14. Principle of res judicata comes to the rescue of the respondent. A division Bench of this Court in the case of Manipur Vasant Kini v. Union of India has considered the principles of res judicata and ruled in para 12 reading as under :
"The underlying idea in the principle of res judicata and constructive res judicata is that the parties are not made to defend the same cause of action twice over, which had been concluded on merits between the parties by a court of competent jurisdiction. Repeated suits or writ petitions on the same cause of action filed in a court of law on the same pleas with little variation of arguments cannot be entertained as it would lead to wasting of the time of the court as well as unnecessary expense and time of the litigant public. It would be a sheer abuse of the process of court to raise at each successive stage different pleas to protract the proceedings or to drive the party to multiplicity of the proceedings. Parties have to raise all available pleas in the proceedings when the action is initiated and the action thereto would constitute constructive res judicata to prevent raising of the same at a later point of time. The plea which were not raised in the earlier proceedings would be deemed to have been waived."

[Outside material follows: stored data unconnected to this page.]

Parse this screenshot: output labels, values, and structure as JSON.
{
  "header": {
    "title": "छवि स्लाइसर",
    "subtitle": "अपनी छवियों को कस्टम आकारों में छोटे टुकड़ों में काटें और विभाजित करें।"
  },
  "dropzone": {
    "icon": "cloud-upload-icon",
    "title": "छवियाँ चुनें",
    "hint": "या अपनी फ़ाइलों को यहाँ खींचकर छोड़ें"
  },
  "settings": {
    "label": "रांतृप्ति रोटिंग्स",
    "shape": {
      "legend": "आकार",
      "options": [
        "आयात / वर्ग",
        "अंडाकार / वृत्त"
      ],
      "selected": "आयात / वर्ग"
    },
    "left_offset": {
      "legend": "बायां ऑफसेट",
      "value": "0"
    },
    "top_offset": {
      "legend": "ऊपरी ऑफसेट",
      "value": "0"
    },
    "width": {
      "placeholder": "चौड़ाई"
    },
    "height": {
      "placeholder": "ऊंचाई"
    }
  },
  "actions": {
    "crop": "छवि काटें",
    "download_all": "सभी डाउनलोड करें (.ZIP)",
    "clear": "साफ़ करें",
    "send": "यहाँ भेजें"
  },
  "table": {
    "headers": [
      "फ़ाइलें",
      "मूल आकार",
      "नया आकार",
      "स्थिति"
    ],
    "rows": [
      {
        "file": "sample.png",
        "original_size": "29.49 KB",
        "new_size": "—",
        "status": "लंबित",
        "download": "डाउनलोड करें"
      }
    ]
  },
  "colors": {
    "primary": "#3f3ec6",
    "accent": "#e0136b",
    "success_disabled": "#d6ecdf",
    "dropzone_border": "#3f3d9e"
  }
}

These findings would come in the way of the petitioner challenging the constitutional validity of Section 6-B in this proceeding. The division Bench has ruled that it would be a sheer abuse of process of court to raise at each succession stage different pleas to protract the proceedings or to drive the party to multiplicity of the proceedings. Parties have to raise all available pleas in the proceedings when the action is initiated. The plea which were not raised in the earlier proceedings would be deemed to have been waived. In the case on hand petitioner filed a writ petition earlier in which it has raised a ground of constitutional validity but a relief to that effect is not sought for and that is also not pressed at that stage. Therefore, the division Bench decision of this Court in Manipur Vasant Kini v. Union of India squarely applies to the facts of this case. Earlier writ petition and a subsequent order of the division Bench confirmed by the Supreme Court is a point that goes against the petitioner. Therefore, notwithstanding the persuasive argument of Dr. Krishna with regard to article 286 of the Constitution read with Fernandez case , and non-applicability of constructive res judicata, I am not inclined to accept the same on the facts of this case. In the circumstances, it is not possible to accept the arguments of the petitioner.
15. Petitioner is already before the Tribunal aggrieved by the assessment orders. Tribunal is to consider the case of the petitioner on merits without in any way being influenced by this order. This order is confined only to the constitutional validity raised by the petitioner.
16. Writ petitions are dismissed. Parties are to bear their own costs.